Le 28 novembre 2012
Dans un article publié lundi, Steven Hoffman, professeur d'université qui s'intéresse aux politiques sanitaires, soutient que l'égalité, la démocratie et la santé devraient être les priorités du Canada en matière d'aide étrangère. Le ministre de la Coopération internationale, Julian Fantino, soutient pour sa part que le développement économique a lui aussi un rôle à jouer. M. Hoffman semble penser que l'Agence canadienne de développement international (ACDI) ne peut pas faire deux choses en même temps. La plupart des activités du secteur privé dans les pays en développement renforcent - plutôt qu'elles ne réduisent - l'engagement du Canada à l'égard de la démocratie et l'accès des plus démunis à des services de santé et d'éducation de base. La lutte contre la pauvreté menée grâce à l'aide au développement est une tâche complexe qui requiert des outils multiples et un portefeuille équilibré. Dans les pays en développement qui n'ont pas une économie locale vigoureuse, la viabilité est assurée par les subventions - ce qui n'encourage pas une croissance réelle.
Pour reprendre les paroles du Secrétaire général des Nations Unies, Ban Ki Moon, « l'Afrique n'a pas besoin de charité. L'Afrique a besoin d'investissements et de partenariats ». Cette réalité s'applique à tous les pays en développement. Un secteur privé qui fonctionne (avec des petites et moyennes entreprises et des multinationales florissantes) dans le cadre de politiques publiques intelligentes, transparentes, responsables et bien implantées fait partie intégrante d'un développement global. Cela ne signifie pas que nous abandonnons nos autres priorités en matière de développement international. Contrairement à ce que M. Hoffman affirme, l'ACDI reste un chef de file mondial dans les domaines de la gouvernance démocratique, des soins de santé de base et de l'éducation.

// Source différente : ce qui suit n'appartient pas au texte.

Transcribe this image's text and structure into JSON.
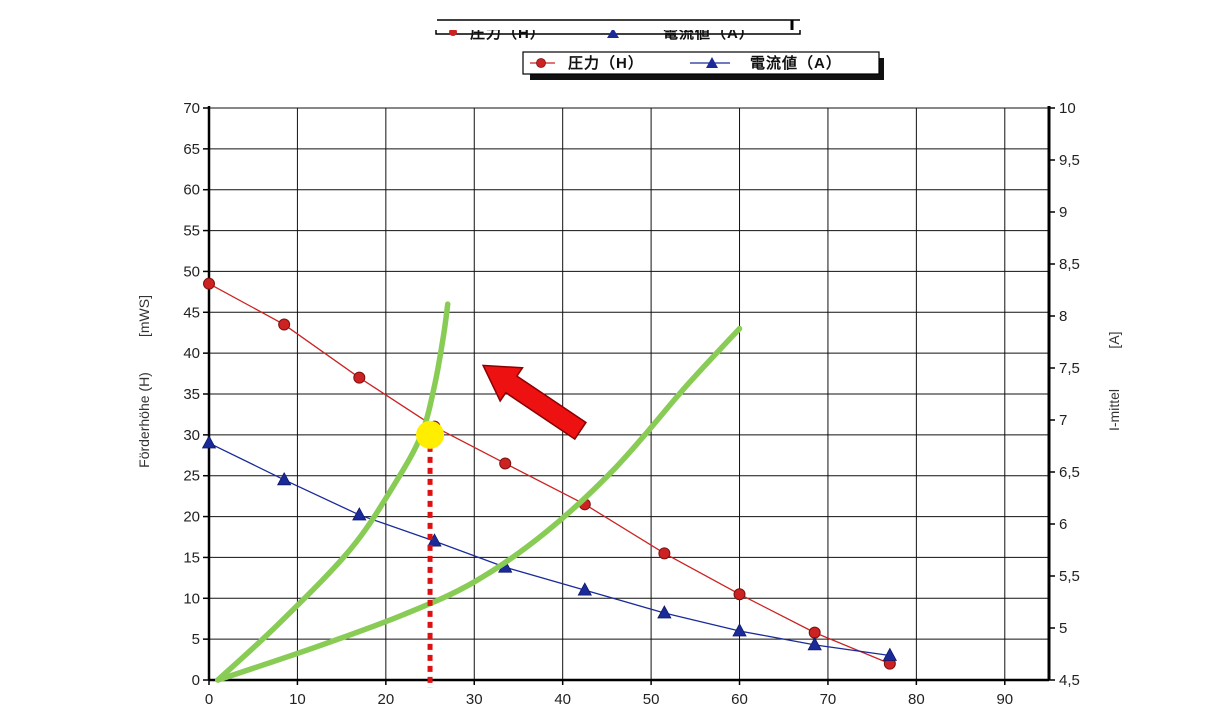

Notre gouvernement est fier de contribuer au renforcement des institutions démocratiques et à une saine gouvernance. En Haïti, par exemple, l'aide canadienne a permis de créer un système national d'identification et d'enregistrement civil, de sorte que 4,8 millions d'adultes (soit 85 % de la population adulte du pays) ont maintenant en main une carte d'identité nationale sécurisée qui leur permet d'obtenir des services essentiels et de participer aux élections qui décideront de leur avenir.
Au chapitre des soins de santé, nous apportons une aide aux populations les plus vulnérables du monde et les résultats sont stupéfiants. Ainsi, le Canada est un chef de file mondial dans la lutte menée contre la poliomyélite à l'échelle de la planète. À ce chapitre, nous obtenons des résultats qui marquent réellement un tournant. En Afghanistan, où le Canada est le premier donateur en importance pour l'éradication de la poliomyélite, la maladie est maintenant largement circonscrite au sud du pays. Notre appui a permis à plus de 7millions d'enfants afghans de continuer à être vaccinés contre la maladie. Ce résultat est une réalisation, parmi tant d'autres, dont les Canadiens et les Canadiennes peuvent être fiers - et que M. Hoffman a omis de reconnaître.
En fait, le Canada apporte une aide au développement qui prend diverses formes et qui permet d'obtenir des résultats mesurables. Il n'en reste pas moins que les efforts déployés pour transformer des institutions faibles et non démocratiques ou pour faciliter l'accès à des soins de santé de base ne permettront pas de résoudre le dilemme du développement lui-même. Les pays en développement doivent parvenir à une croissance économique qui repose sur le secteur privé, de façon à pouvoir fournir les services de base dont leurs citoyens ont besoin.